Sagittal imbalance syndrome
“flat back syndrome” or “fixed positive sagittal imbalance”
The normal shape of the spine
The normal spine is balanced with regards to the position of the head over the pelvis. This is true for the front view(coronal) plane and side view (sagittal plane). Scoliosis refers to abnormal curve of the spine in the coronal plane and these curves may be balanced or imbalanced where the head sits off to one side or the other compared to the centre of the pelvis. The spine has a normal curved shape in the sagittal plane. In the lumbar and cervical region there is a concavity at the back termed lordosis, whereas in the truncal or thoracic spine there is a convexity (kyphosis) to the spine at the back. Overall the head sits well balanced over the pelvis to neutralize the forces and the amount of work the spine muscles need to do to maintain upright posture.
When it all goes wrong
Sagittal imbalance occurs when the spine cannot be maintained in an upright position without significant compensation from the hips or knees. It is important to understand that as the spine undergoes age related changes it loses much of the normal lordosis and there is a gradual trend toward kyphosis. This occurs because of disc degeneration that leads to loss of disc height more at the front than the back and with osteoporosis the spine can undergo spontaneous wedge fracture that also add to the kyphosis. This is a “normal” aging process and for most people causes no major symptoms apart from the bent posture. If the hips remain mobile then most spines self adjust by allowing extension of the pelvis through the hips.
There are other causes of positive sagittal balance such as post-surgical when fusion is performed without adequate lordosis (hypolordotic), or when the spine falls off the top of a long fusion segment due to altered stiffness and accelerated degeneration. Also some patient’s are born with abnormal shape vertebrae that can lead to kyphosis in one area of the spine.
Why does it hurt?
The spinal extensor muscles (erector spinae) have to work overtime to bring the head and shoulders back over the pelvis in a spine with excessive forward bend (kyphosis). The constant activity in these muscles can lead to increased forces across the facet joints and degenerative arthritis. The erector spinae can also fatigue and cause muscle aching when trying to stand and walk. If the kyphosis is stiff then the pull of the muscles will not be effective and the muscles will fatigue more quickly.
However if the kyphosis becomes too much for the pelvic compensation mechanisms then there will be imbalance and hips and knees must flex to allow an upright position. This leads to inefficient use of the leg muscles and fatigue in these muscles also. Walking and standing can become very difficult and exhausting.

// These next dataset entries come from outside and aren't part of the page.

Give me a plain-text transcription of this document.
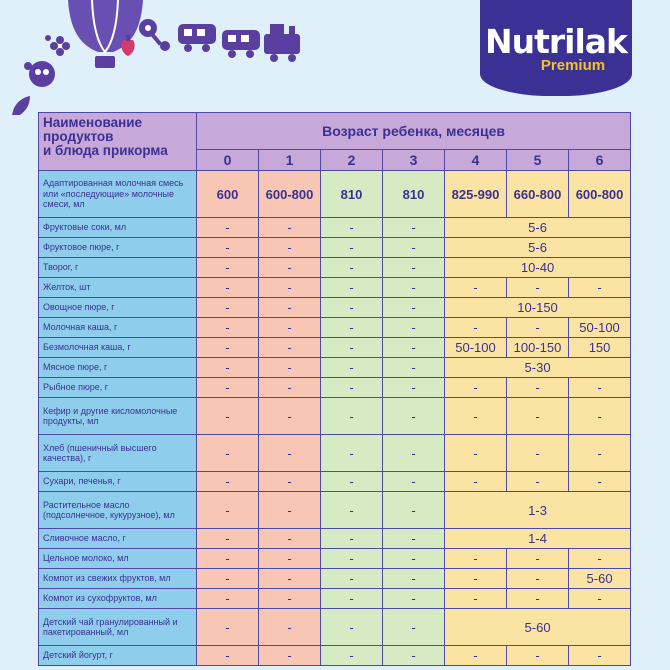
Nutrilak
Premium
Наименование
продуктов
и блюда прикорма	Возраст ребенка, месяцев						
	0	1	2	3	4	5	6
Адаптированная молочная смесь или «последующие» молочные смеси, мл	600	600-800	810	810	825-990	660-800	600-800
Фруктовые соки, мл	-	-	-	-	5-6		
Фруктовое пюре, г	-	-	-	-	5-6		
Творог, г	-	-	-	-	10-40		
Желток, шт	-	-	-	-	-	-	-
Овощное пюре, г	-	-	-	-	10-150		
Молочная каша, г	-	-	-	-	-	-	50-100
Безмолочная каша, г	-	-	-	-	50-100	100-150	150
Мясное пюре, г	-	-	-	-	5-30		
Рыбное пюре, г	-	-	-	-	-	-	-
Кефир и другие кисломолочные продукты, мл	-	-	-	-	-	-	-
Хлеб (пшеничный высшего качества), г	-	-	-	-	-	-	-
Сухари, печенья, г	-	-	-	-	-	-	-
Растительное масло (подсолнечное, кукурузное), мл	-	-	-	-	1-3		
Сливочное масло, г	-	-	-	-	1-4		
Цельное молоко, мл	-	-	-	-	-	-	-
Компот из свежих фруктов, мл	-	-	-	-	-	-	5-60
Компот из сухофруктов, мл	-	-	-	-	-	-	-
Детский чай гранулированный и пакетированный, мл	-	-	-	-	5-60		
Детский йогурт, г	-	-	-	-	-	-	-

This can be a very disabling condition once it has decompensated.
The first step in management is to recognise that there is a mechanical cause for the disabling back pain and document the deformity with long spinal x-rays. The size of the problem can then be appreciated.
Non-operative options include activity modification and the use of walking aids such as a stick or frame. These can help share the loads through the upper limbs and reduce the strain on the spine extensor muscles. Excercises to strengthen the CORE muscles are prescribed and sensible weight loss should be considered where appropriate.
If non-operative options fail and surgery is considered then it must be carefully planned depending on the nature of the deformity and underlying bone quality. Frequently an extension osteotomy of the spine will need to be part of the operative plan in order to increase the extension of the spine and bring the head back over the pelvis.